Am Anspruch einer gleichberechtigten Partnerschaft scheitern viele Paare

Der Mann bringt das Geld nach Hause, die Frau bleibt daheim. Schnee von gestern! Wie verändern neue Rollen unsere Beziehungen? Ein Interview mit der Soziologin Sarah Speck

Schluss mit Omas Rollenmustern: Heute wollen beide Partner arbeiten und sich die Familien- und Hausarbeit teilen. Männer möchten Väter sein und nicht mehr nur Ernährer.
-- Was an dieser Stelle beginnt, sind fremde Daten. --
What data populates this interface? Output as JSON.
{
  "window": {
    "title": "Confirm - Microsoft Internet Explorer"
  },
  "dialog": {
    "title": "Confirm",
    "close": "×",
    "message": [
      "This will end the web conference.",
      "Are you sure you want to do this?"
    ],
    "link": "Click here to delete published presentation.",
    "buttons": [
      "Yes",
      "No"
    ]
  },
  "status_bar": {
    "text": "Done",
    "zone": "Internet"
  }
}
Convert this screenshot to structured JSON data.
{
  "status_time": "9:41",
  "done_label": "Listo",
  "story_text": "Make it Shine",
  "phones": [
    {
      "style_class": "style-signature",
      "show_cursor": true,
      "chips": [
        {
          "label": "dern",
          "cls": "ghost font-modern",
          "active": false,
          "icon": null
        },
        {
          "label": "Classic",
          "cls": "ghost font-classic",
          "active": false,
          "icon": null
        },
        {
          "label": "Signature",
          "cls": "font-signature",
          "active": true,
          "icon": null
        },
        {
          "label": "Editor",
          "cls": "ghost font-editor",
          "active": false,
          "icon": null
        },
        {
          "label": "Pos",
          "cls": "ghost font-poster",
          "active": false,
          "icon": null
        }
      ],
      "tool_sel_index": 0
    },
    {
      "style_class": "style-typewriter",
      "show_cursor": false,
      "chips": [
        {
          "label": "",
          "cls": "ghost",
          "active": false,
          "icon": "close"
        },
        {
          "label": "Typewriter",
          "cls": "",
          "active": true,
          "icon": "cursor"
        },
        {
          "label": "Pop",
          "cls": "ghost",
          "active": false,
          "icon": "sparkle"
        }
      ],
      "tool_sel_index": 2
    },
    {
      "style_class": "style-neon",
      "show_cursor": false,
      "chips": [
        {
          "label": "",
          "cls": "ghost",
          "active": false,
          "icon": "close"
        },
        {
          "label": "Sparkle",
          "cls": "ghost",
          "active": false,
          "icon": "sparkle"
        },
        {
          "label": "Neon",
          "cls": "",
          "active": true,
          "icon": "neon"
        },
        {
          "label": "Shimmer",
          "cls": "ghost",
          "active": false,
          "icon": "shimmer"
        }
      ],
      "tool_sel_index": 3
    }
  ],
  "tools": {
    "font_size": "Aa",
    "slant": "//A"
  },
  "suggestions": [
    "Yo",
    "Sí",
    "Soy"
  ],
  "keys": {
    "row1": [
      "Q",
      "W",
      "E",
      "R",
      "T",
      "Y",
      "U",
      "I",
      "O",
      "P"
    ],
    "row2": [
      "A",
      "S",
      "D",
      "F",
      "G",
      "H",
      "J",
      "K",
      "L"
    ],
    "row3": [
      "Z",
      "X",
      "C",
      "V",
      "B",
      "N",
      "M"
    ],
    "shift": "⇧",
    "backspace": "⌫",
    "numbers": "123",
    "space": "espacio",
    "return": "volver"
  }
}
Aber was geschieht in Beziehungen tatsächlich, wenn der Mann weniger Geld verdient als seine Frau? Und was, wenn er ganz zu Hause bleibt?

Wenn der Mann kein Ernährer ist: Warum haben Sie dieses Thema gewählt, liebe Frau Speck?

Speck: Familienernährerinnen sind ein aktuelles Thema, das in anderen Ländern schon seit Jahren diskutiert wird. Die Zahl der Paare, in denen die Frau das Haupt- oder Familieneinkommen bezieht, nimmt in fast allen Ländern zu. Das hat unterschiedliche Gründe: Zum einen ist dies durchaus auf den zunehmenden Bildungserfolg von Frauen zurückzuführen. Doch der eigentliche Grund ist die Prekarisierung der Arbeitswelt. Heute sind Frauen und Männer von befristeten Arbeitsverhältnissen, Teilzeit und zunehmend schlechter Entlohnung betroffen. Und im gleichen Zeitraum, in dem der Dienstleitungssektor ausgebaut wurde, in dem typischerweise Frauen beschäftigt sind, wurden klassische männliche Berufe abgebaut. Diese Prozesse haben Geschlechterverhältnisse verändert. Das männliche Ernährermodell erodiert. Und eine Konstellation mit einer weiblichen Familienernährerin ist wahrscheinlicher.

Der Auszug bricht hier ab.